Republican Rep. Peter Hoekstra (search) of Michigan was picked Wednesday to head the House Intelligence Committee amid a heated election-year debate over how to carry out a major overhaul of the nation's intelligence system.

The six-term congressman would succeed Rep. Porter Goss (search), R-Fla., who has been nominated by President Bush to head the Central Intelligence Agency (search).

"Pete has big shoes to fill, but I'm confident he will do an excellent job," House Speaker Dennis Hastert, R-Ill., said as he announced his choice at a news conference with Hoekstra at his side.

Hoekstra, 50, who was born in the Netherlands and came to the United States as a youngster, currently serves on the intelligence committee and represents a district in western Michigan. The former furniture company executive has served on the intelligence committee since 2001.

He said that his trips for the committee to Afghanistan, Iraq and the Persian Gulf region have helped him understand the military's need for accurate tactical intelligence.
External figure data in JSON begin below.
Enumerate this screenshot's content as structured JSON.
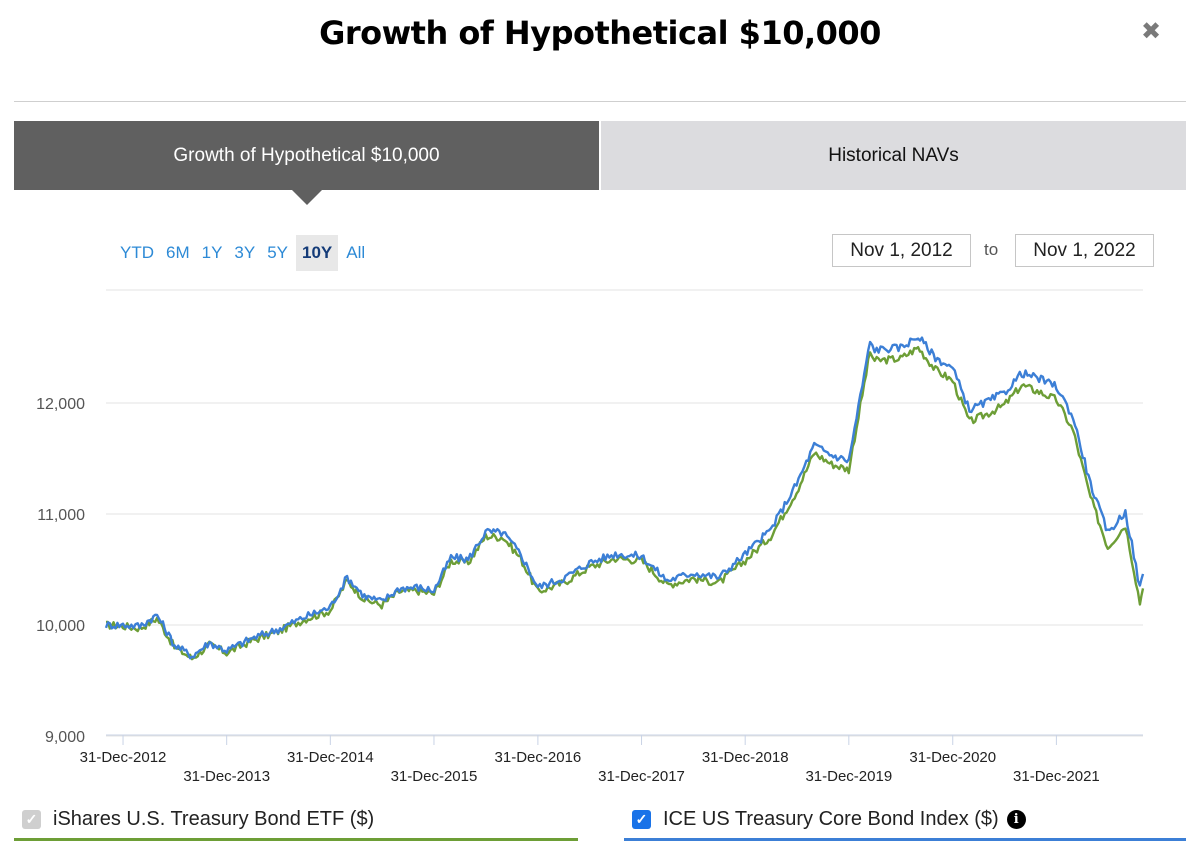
{
  "modal": {
    "title": "Growth of Hypothetical $10,000",
    "close_label": "✖"
  },
  "tabs": [
    {
      "label": "Growth of Hypothetical $10,000",
      "active": true
    },
    {
      "label": "Historical NAVs",
      "active": false
    }
  ],
  "range_buttons": [
    "YTD",
    "6M",
    "1Y",
    "3Y",
    "5Y",
    "10Y",
    "All"
  ],
  "selected_range": "10Y",
  "date_range": {
    "from": "Nov 1, 2012",
    "separator": "to",
    "to": "Nov 1, 2022"
  },
  "colors": {
    "etf": "#6d9e36",
    "index": "#3c7fd6",
    "tab_active": "#606060",
    "tab_inactive": "#dcdcdf"
  },
  "legend": {
    "etf_label": "iShares U.S. Treasury Bond ETF ($)",
    "etf_checked": true,
    "etf_disabled": true,
    "index_label": "ICE US Treasury Core Bond Index ($)",
    "index_checked": true,
    "info_icon": "info-icon"
  },
  "chart_data": {
    "type": "line",
    "title": "",
    "xlabel": "",
    "ylabel": "",
    "x_range": [
      "2012-11-01",
      "2022-11-01"
    ],
    "ylim": [
      9000,
      12900
    ],
    "yticks": [
      9000,
      10000,
      11000,
      12000
    ],
    "ytick_labels": [
      "9,000",
      "10,000",
      "11,000",
      "12,000"
    ],
    "xticks": [
      "2012-12-31",
      "2013-12-31",
      "2014-12-31",
      "2015-12-31",
      "2016-12-31",
      "2017-12-31",
      "2018-12-31",
      "2019-12-31",
      "2020-12-31",
      "2021-12-31"
    ],
    "xtick_labels": [
      "31-Dec-2012",
      "31-Dec-2013",
      "31-Dec-2014",
      "31-Dec-2015",
      "31-Dec-2016",
      "31-Dec-2017",
      "31-Dec-2018",
      "31-Dec-2019",
      "31-Dec-2020",
      "31-Dec-2021"
    ],
    "grid": true,
    "series": [
      {
        "name": "iShares U.S. Treasury Bond ETF ($)",
        "color": "#6d9e36",
        "points": [
          [
            "2012-11-01",
            10000
          ],
          [
            "2012-12-31",
            9990
          ],
          [
            "2013-02-28",
            9970
          ],
          [
            "2013-04-30",
            10060
          ],
          [
            "2013-06-30",
            9800
          ],
          [
            "2013-08-31",
            9700
          ],
          [
            "2013-10-31",
            9820
          ],
          [
            "2013-12-31",
            9750
          ],
          [
            "2014-03-31",
            9860
          ],
          [
            "2014-06-30",
            9940
          ],
          [
            "2014-09-30",
            10050
          ],
          [
            "2014-12-31",
            10130
          ],
          [
            "2015-02-28",
            10400
          ],
          [
            "2015-04-30",
            10230
          ],
          [
            "2015-06-30",
            10180
          ],
          [
            "2015-08-31",
            10300
          ],
          [
            "2015-10-31",
            10310
          ],
          [
            "2015-12-31",
            10280
          ],
          [
            "2016-02-29",
            10580
          ],
          [
            "2016-04-30",
            10560
          ],
          [
            "2016-06-30",
            10800
          ],
          [
            "2016-08-31",
            10790
          ],
          [
            "2016-10-31",
            10600
          ],
          [
            "2016-12-31",
            10300
          ],
          [
            "2017-03-31",
            10380
          ],
          [
            "2017-06-30",
            10520
          ],
          [
            "2017-09-30",
            10600
          ],
          [
            "2017-12-31",
            10580
          ],
          [
            "2018-03-31",
            10360
          ],
          [
            "2018-06-30",
            10420
          ],
          [
            "2018-09-30",
            10380
          ],
          [
            "2018-12-31",
            10580
          ],
          [
            "2019-03-31",
            10800
          ],
          [
            "2019-06-30",
            11200
          ],
          [
            "2019-08-31",
            11550
          ],
          [
            "2019-10-31",
            11450
          ],
          [
            "2019-12-31",
            11400
          ],
          [
            "2020-03-15",
            12460
          ],
          [
            "2020-03-31",
            12380
          ],
          [
            "2020-06-30",
            12400
          ],
          [
            "2020-08-31",
            12500
          ],
          [
            "2020-10-31",
            12300
          ],
          [
            "2020-12-31",
            12200
          ],
          [
            "2021-02-28",
            11830
          ],
          [
            "2021-04-30",
            11900
          ],
          [
            "2021-06-30",
            11980
          ],
          [
            "2021-08-31",
            12160
          ],
          [
            "2021-10-31",
            12100
          ],
          [
            "2021-12-31",
            12030
          ],
          [
            "2022-02-28",
            11750
          ],
          [
            "2022-04-30",
            11150
          ],
          [
            "2022-06-30",
            10700
          ],
          [
            "2022-08-31",
            10900
          ],
          [
            "2022-09-30",
            10500
          ],
          [
            "2022-10-21",
            10200
          ],
          [
            "2022-11-01",
            10330
          ]
        ]
      },
      {
        "name": "ICE US Treasury Core Bond Index ($)",
        "color": "#3c7fd6",
        "points": [
          [
            "2012-11-01",
            10000
          ],
          [
            "2012-12-31",
            10000
          ],
          [
            "2013-02-28",
            9990
          ],
          [
            "2013-04-30",
            10090
          ],
          [
            "2013-06-30",
            9820
          ],
          [
            "2013-08-31",
            9720
          ],
          [
            "2013-10-31",
            9840
          ],
          [
            "2013-12-31",
            9770
          ],
          [
            "2014-03-31",
            9880
          ],
          [
            "2014-06-30",
            9960
          ],
          [
            "2014-09-30",
            10070
          ],
          [
            "2014-12-31",
            10160
          ],
          [
            "2015-02-28",
            10430
          ],
          [
            "2015-04-30",
            10260
          ],
          [
            "2015-06-30",
            10210
          ],
          [
            "2015-08-31",
            10330
          ],
          [
            "2015-10-31",
            10340
          ],
          [
            "2015-12-31",
            10310
          ],
          [
            "2016-02-29",
            10610
          ],
          [
            "2016-04-30",
            10590
          ],
          [
            "2016-06-30",
            10840
          ],
          [
            "2016-08-31",
            10830
          ],
          [
            "2016-10-31",
            10640
          ],
          [
            "2016-12-31",
            10340
          ],
          [
            "2017-03-31",
            10420
          ],
          [
            "2017-06-30",
            10560
          ],
          [
            "2017-09-30",
            10640
          ],
          [
            "2017-12-31",
            10620
          ],
          [
            "2018-03-31",
            10400
          ],
          [
            "2018-06-30",
            10470
          ],
          [
            "2018-09-30",
            10430
          ],
          [
            "2018-12-31",
            10640
          ],
          [
            "2019-03-31",
            10860
          ],
          [
            "2019-06-30",
            11270
          ],
          [
            "2019-08-31",
            11620
          ],
          [
            "2019-10-31",
            11530
          ],
          [
            "2019-12-31",
            11480
          ],
          [
            "2020-03-15",
            12550
          ],
          [
            "2020-03-31",
            12480
          ],
          [
            "2020-06-30",
            12500
          ],
          [
            "2020-08-31",
            12600
          ],
          [
            "2020-10-31",
            12410
          ],
          [
            "2020-12-31",
            12310
          ],
          [
            "2021-02-28",
            11940
          ],
          [
            "2021-04-30",
            12010
          ],
          [
            "2021-06-30",
            12090
          ],
          [
            "2021-08-31",
            12270
          ],
          [
            "2021-10-31",
            12220
          ],
          [
            "2021-12-31",
            12150
          ],
          [
            "2022-02-28",
            11870
          ],
          [
            "2022-04-30",
            11270
          ],
          [
            "2022-06-30",
            10830
          ],
          [
            "2022-08-31",
            11020
          ],
          [
            "2022-09-30",
            10630
          ],
          [
            "2022-10-21",
            10330
          ],
          [
            "2022-11-01",
            10460
          ]
        ]
      }
    ]
  }
}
Hoekstra said reshaping the intelligence community would be "a team effort" with Congress and the president taking a role.
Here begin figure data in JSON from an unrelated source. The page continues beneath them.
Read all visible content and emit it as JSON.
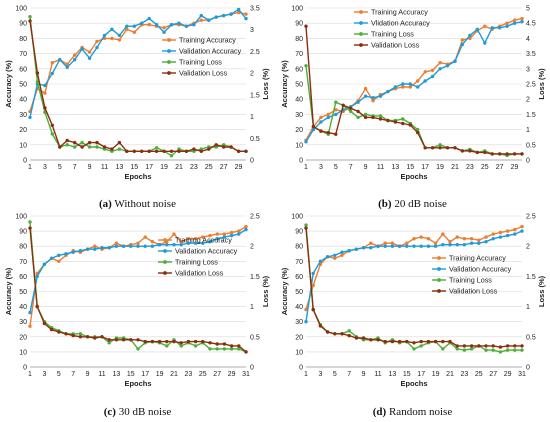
{
  "colors": {
    "training_accuracy": "#ED7D31",
    "validation_accuracy": "#1F9BD7",
    "training_loss": "#4DAE3A",
    "validation_loss": "#8B2E0F"
  },
  "captions": [
    {
      "letter": "(a)",
      "text": "Without noise"
    },
    {
      "letter": "(b)",
      "text": "20 dB noise"
    },
    {
      "letter": "(c)",
      "text": "30 dB noise"
    },
    {
      "letter": "(d)",
      "text": "Random noise"
    }
  ],
  "chart_data": [
    {
      "type": "line",
      "xlabel": "Epochs",
      "ylabel": "Accuracy (%)",
      "y2label": "Loss (%)",
      "xticks": [
        "1",
        "3",
        "5",
        "7",
        "9",
        "11",
        "13",
        "15",
        "17",
        "19",
        "21",
        "23",
        "25",
        "27",
        "29"
      ],
      "xlim": [
        1,
        30
      ],
      "ylim": [
        0,
        100
      ],
      "y2lim": [
        0,
        3.5
      ],
      "yticks": [
        0,
        10,
        20,
        30,
        40,
        50,
        60,
        70,
        80,
        90,
        100
      ],
      "y2ticks": [
        0,
        0.5,
        1,
        1.5,
        2,
        2.5,
        3,
        3.5
      ],
      "y2tick_labels": [
        "0",
        "0.5",
        "1",
        "1.5",
        "2",
        "2.5",
        "3",
        "3.5"
      ],
      "legend_position": "center-right",
      "x": [
        1,
        2,
        3,
        4,
        5,
        6,
        7,
        8,
        9,
        10,
        11,
        12,
        13,
        14,
        15,
        16,
        17,
        18,
        19,
        20,
        21,
        22,
        23,
        24,
        25,
        26,
        27,
        28,
        29,
        30
      ],
      "series": [
        {
          "name": "Training Accuracy",
          "axis": "left",
          "color_key": "training_accuracy",
          "values": [
            32,
            47,
            44,
            64,
            66,
            63,
            69,
            74,
            71,
            78,
            80,
            80,
            79,
            86,
            84,
            89,
            89,
            88,
            87,
            89,
            89,
            88,
            90,
            92,
            92,
            94,
            95,
            96,
            97,
            96
          ]
        },
        {
          "name": "Validation Accuracy",
          "axis": "left",
          "color_key": "validation_accuracy",
          "values": [
            28,
            50,
            49,
            57,
            66,
            61,
            66,
            73,
            67,
            74,
            82,
            86,
            82,
            88,
            88,
            90,
            93,
            89,
            84,
            89,
            90,
            88,
            89,
            95,
            92,
            94,
            95,
            96,
            99,
            93
          ]
        },
        {
          "name": "Training Loss",
          "axis": "right",
          "color_key": "training_loss",
          "values": [
            3.3,
            1.8,
            1.1,
            0.6,
            0.3,
            0.35,
            0.3,
            0.4,
            0.3,
            0.3,
            0.25,
            0.2,
            0.25,
            0.2,
            0.2,
            0.2,
            0.2,
            0.28,
            0.2,
            0.1,
            0.25,
            0.2,
            0.2,
            0.25,
            0.3,
            0.3,
            0.35,
            0.3,
            0.2,
            0.2
          ]
        },
        {
          "name": "Validation Loss",
          "axis": "right",
          "color_key": "validation_loss",
          "values": [
            3.2,
            2.0,
            1.2,
            0.8,
            0.3,
            0.45,
            0.4,
            0.3,
            0.4,
            0.4,
            0.3,
            0.25,
            0.4,
            0.2,
            0.2,
            0.2,
            0.2,
            0.2,
            0.2,
            0.2,
            0.2,
            0.2,
            0.25,
            0.2,
            0.25,
            0.35,
            0.3,
            0.3,
            0.2,
            0.2
          ]
        }
      ]
    },
    {
      "type": "line",
      "xlabel": "Epochs",
      "ylabel": "Accuracy (%)",
      "y2label": "Loss (%)",
      "xticks": [
        "1",
        "3",
        "5",
        "7",
        "9",
        "11",
        "13",
        "15",
        "17",
        "19",
        "21",
        "23",
        "25",
        "27",
        "29"
      ],
      "xlim": [
        1,
        30
      ],
      "ylim": [
        0,
        100
      ],
      "y2lim": [
        0,
        5
      ],
      "yticks": [
        0,
        10,
        20,
        30,
        40,
        50,
        60,
        70,
        80,
        90,
        100
      ],
      "y2ticks": [
        0,
        0.5,
        1,
        1.5,
        2,
        2.5,
        3,
        3.5,
        4,
        4.5,
        5
      ],
      "y2tick_labels": [
        "0",
        "0.5",
        "1",
        "1.5",
        "2",
        "2.5",
        "3",
        "3.5",
        "4",
        "4.5",
        "5"
      ],
      "legend_position": "top-right",
      "x": [
        1,
        2,
        3,
        4,
        5,
        6,
        7,
        8,
        9,
        10,
        11,
        12,
        13,
        14,
        15,
        16,
        17,
        18,
        19,
        20,
        21,
        22,
        23,
        24,
        25,
        26,
        27,
        28,
        29,
        30
      ],
      "series": [
        {
          "name": "Training Accuracy",
          "axis": "left",
          "color_key": "training_accuracy",
          "values": [
            13,
            22,
            28,
            30,
            33,
            32,
            35,
            39,
            47,
            39,
            43,
            45,
            47,
            48,
            48,
            52,
            58,
            59,
            64,
            63,
            65,
            79,
            80,
            85,
            88,
            86,
            88,
            90,
            92,
            93
          ]
        },
        {
          "name": "Vlidation Accuracy",
          "axis": "left",
          "color_key": "validation_accuracy",
          "values": [
            12,
            20,
            25,
            28,
            30,
            33,
            35,
            38,
            42,
            41,
            42,
            45,
            48,
            50,
            50,
            48,
            52,
            55,
            60,
            62,
            65,
            76,
            82,
            86,
            77,
            87,
            87,
            88,
            90,
            91
          ]
        },
        {
          "name": "Training Loss",
          "axis": "right",
          "color_key": "training_loss",
          "values": [
            3.1,
            1.1,
            0.95,
            0.85,
            1.9,
            1.8,
            1.6,
            1.4,
            1.5,
            1.45,
            1.45,
            1.3,
            1.3,
            1.35,
            1.2,
            1.0,
            0.4,
            0.4,
            0.5,
            0.4,
            0.4,
            0.3,
            0.35,
            0.25,
            0.3,
            0.2,
            0.2,
            0.15,
            0.2,
            0.2
          ]
        },
        {
          "name": "Validation Loss",
          "axis": "right",
          "color_key": "validation_loss",
          "values": [
            4.4,
            1.1,
            0.95,
            0.9,
            0.85,
            1.8,
            1.7,
            1.6,
            1.4,
            1.4,
            1.35,
            1.3,
            1.25,
            1.2,
            1.15,
            0.9,
            0.4,
            0.4,
            0.4,
            0.4,
            0.4,
            0.3,
            0.3,
            0.25,
            0.25,
            0.2,
            0.2,
            0.2,
            0.2,
            0.2
          ]
        }
      ]
    },
    {
      "type": "line",
      "xlabel": "Epochs",
      "ylabel": "Accuracy (%)",
      "y2label": "Loss (%)",
      "xticks": [
        "1",
        "3",
        "5",
        "7",
        "9",
        "11",
        "13",
        "15",
        "17",
        "19",
        "21",
        "23",
        "25",
        "27",
        "29",
        "31"
      ],
      "xlim": [
        1,
        31
      ],
      "ylim": [
        0,
        100
      ],
      "y2lim": [
        0,
        2.5
      ],
      "yticks": [
        0,
        10,
        20,
        30,
        40,
        50,
        60,
        70,
        80,
        90,
        100
      ],
      "y2ticks": [
        0,
        0.5,
        1,
        1.5,
        2,
        2.5
      ],
      "y2tick_labels": [
        "0",
        "0.5",
        "1",
        "1.5",
        "2",
        "2.5"
      ],
      "legend_position": "center-right",
      "x": [
        1,
        2,
        3,
        4,
        5,
        6,
        7,
        8,
        9,
        10,
        11,
        12,
        13,
        14,
        15,
        16,
        17,
        18,
        19,
        20,
        21,
        22,
        23,
        24,
        25,
        26,
        27,
        28,
        29,
        30,
        31
      ],
      "series": [
        {
          "name": "Training Accuracy",
          "axis": "left",
          "color_key": "training_accuracy",
          "values": [
            27,
            62,
            68,
            72,
            70,
            74,
            77,
            76,
            78,
            80,
            78,
            79,
            82,
            80,
            81,
            82,
            86,
            83,
            81,
            83,
            88,
            83,
            85,
            85,
            86,
            87,
            88,
            88,
            89,
            90,
            93
          ]
        },
        {
          "name": "Validation Accuracy",
          "axis": "left",
          "color_key": "validation_accuracy",
          "values": [
            36,
            60,
            68,
            72,
            74,
            75,
            76,
            77,
            78,
            78,
            79,
            79,
            80,
            80,
            80,
            80,
            80,
            80,
            81,
            81,
            81,
            81,
            82,
            82,
            82,
            83,
            85,
            86,
            87,
            88,
            91
          ]
        },
        {
          "name": "Training Loss",
          "axis": "right",
          "color_key": "training_loss",
          "values": [
            2.4,
            1.0,
            0.75,
            0.65,
            0.6,
            0.55,
            0.55,
            0.55,
            0.5,
            0.5,
            0.5,
            0.4,
            0.48,
            0.48,
            0.45,
            0.3,
            0.4,
            0.42,
            0.4,
            0.35,
            0.45,
            0.35,
            0.4,
            0.35,
            0.4,
            0.3,
            0.3,
            0.3,
            0.3,
            0.3,
            0.25
          ]
        },
        {
          "name": "Validation Loss",
          "axis": "right",
          "color_key": "validation_loss",
          "values": [
            2.3,
            1.0,
            0.72,
            0.62,
            0.58,
            0.55,
            0.52,
            0.5,
            0.5,
            0.48,
            0.5,
            0.45,
            0.45,
            0.45,
            0.45,
            0.45,
            0.42,
            0.42,
            0.42,
            0.42,
            0.42,
            0.4,
            0.42,
            0.42,
            0.42,
            0.4,
            0.38,
            0.38,
            0.35,
            0.35,
            0.25
          ]
        }
      ]
    },
    {
      "type": "line",
      "xlabel": "Epochs",
      "ylabel": "Accuracy (%)",
      "y2label": "Loss (%)",
      "xticks": [
        "1",
        "3",
        "5",
        "7",
        "9",
        "11",
        "13",
        "15",
        "17",
        "19",
        "21",
        "23",
        "25",
        "27",
        "29",
        "31"
      ],
      "xlim": [
        1,
        31
      ],
      "ylim": [
        0,
        100
      ],
      "y2lim": [
        0,
        2.5
      ],
      "yticks": [
        0,
        10,
        20,
        30,
        40,
        50,
        60,
        70,
        80,
        90,
        100
      ],
      "y2ticks": [
        0,
        0.5,
        1,
        1.5,
        2,
        2.5
      ],
      "y2tick_labels": [
        "0",
        "0.5",
        "1",
        "1.5",
        "2",
        "2.5"
      ],
      "legend_position": "center-right",
      "x": [
        1,
        2,
        3,
        4,
        5,
        6,
        7,
        8,
        9,
        10,
        11,
        12,
        13,
        14,
        15,
        16,
        17,
        18,
        19,
        20,
        21,
        22,
        23,
        24,
        25,
        26,
        27,
        28,
        29,
        30,
        31
      ],
      "series": [
        {
          "name": "Training Accuracy",
          "axis": "left",
          "color_key": "training_accuracy",
          "values": [
            38,
            54,
            68,
            73,
            72,
            74,
            77,
            78,
            79,
            82,
            80,
            82,
            82,
            80,
            82,
            85,
            86,
            85,
            82,
            88,
            83,
            86,
            85,
            85,
            84,
            86,
            88,
            89,
            90,
            91,
            93
          ]
        },
        {
          "name": "Validation Accuracy",
          "axis": "left",
          "color_key": "validation_accuracy",
          "values": [
            30,
            62,
            70,
            73,
            74,
            76,
            77,
            78,
            79,
            79,
            80,
            80,
            80,
            80,
            80,
            80,
            80,
            80,
            80,
            81,
            81,
            81,
            81,
            82,
            82,
            83,
            85,
            86,
            87,
            88,
            90
          ]
        },
        {
          "name": "Training Loss",
          "axis": "right",
          "color_key": "training_loss",
          "values": [
            2.35,
            0.95,
            0.7,
            0.58,
            0.55,
            0.55,
            0.6,
            0.5,
            0.45,
            0.45,
            0.48,
            0.4,
            0.45,
            0.4,
            0.42,
            0.3,
            0.35,
            0.4,
            0.42,
            0.3,
            0.4,
            0.3,
            0.28,
            0.3,
            0.35,
            0.28,
            0.28,
            0.25,
            0.28,
            0.28,
            0.28
          ]
        },
        {
          "name": "Validation Loss",
          "axis": "right",
          "color_key": "validation_loss",
          "values": [
            2.3,
            0.95,
            0.68,
            0.58,
            0.55,
            0.55,
            0.52,
            0.48,
            0.48,
            0.45,
            0.45,
            0.42,
            0.42,
            0.42,
            0.42,
            0.4,
            0.42,
            0.42,
            0.42,
            0.42,
            0.42,
            0.35,
            0.35,
            0.35,
            0.35,
            0.35,
            0.35,
            0.33,
            0.35,
            0.35,
            0.35
          ]
        }
      ]
    }
  ]
}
"We are in a war on terrorism," Hoekstra said. "Intelligence is an essential weapon offensively and defensively if we are to win this war."

The House and Senate intelligence committees are expected to take crucial roles as Congress debates whether to create a new post of national intelligence director to oversee the 15 agencies that now make up the intelligence community.
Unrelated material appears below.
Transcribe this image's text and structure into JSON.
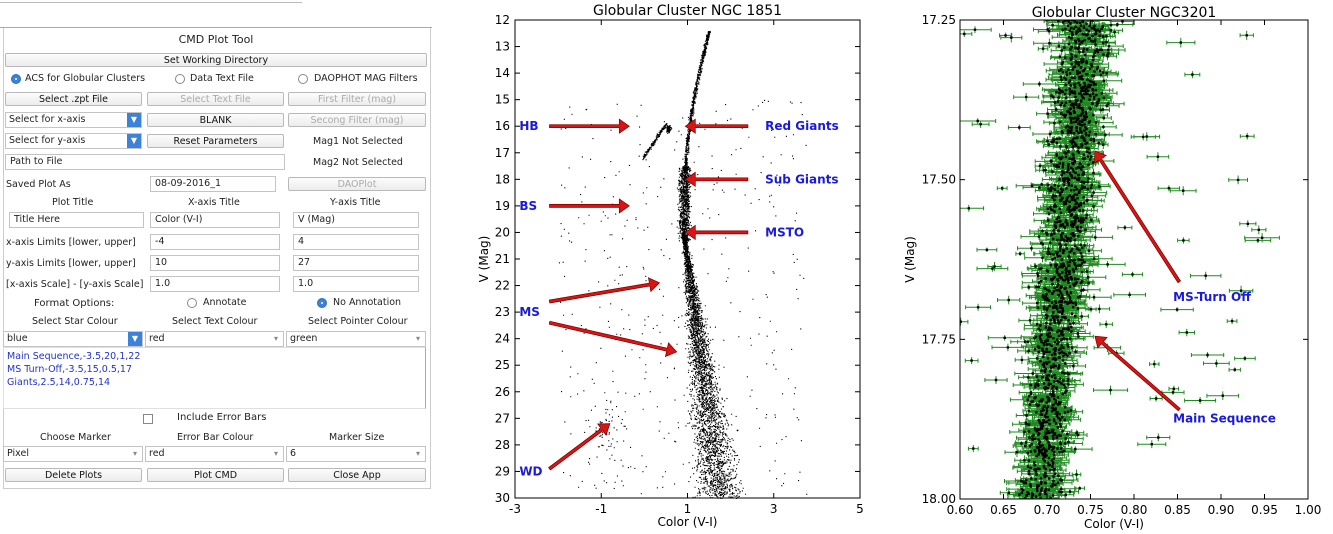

The Sept. 11 commission recommended such a post, and the Senate committee's chairman, Pat Roberts, R-Kan., this week proposed a radical overhaul that would create the intelligence director post, break up the CIA and move three top intelligence agencies out of the Pentagon.

Hoekstra said Wednesday that there is a "growing consensus across the executive and legislative branches" in favor of a national intelligence director. He also said that a national intelligence director should have "some level of budgetary authority," something that has been hotly debated in Washington.

President Bush supports the idea of a national intelligence director but has not said how much authority that job should have, or whether he supports Roberts' proposal.

The CIA and the Pentagon have expressed strong concerns about Roberts' plan.

The degree of controversy over the issue was underscored Wednesday as Senate Armed Services Chairman John Warner, who is also on the intelligence committee, told a Capitol Hill news conference that Roberts' proposal "complicates the Goss nomination."

The Virginia Republican said that unlike the Roberts blueprint, he wants to strengthen the post of director of central intelligence.

Goss' confirmation hearing in the Senate for the CIA job is expected in early September.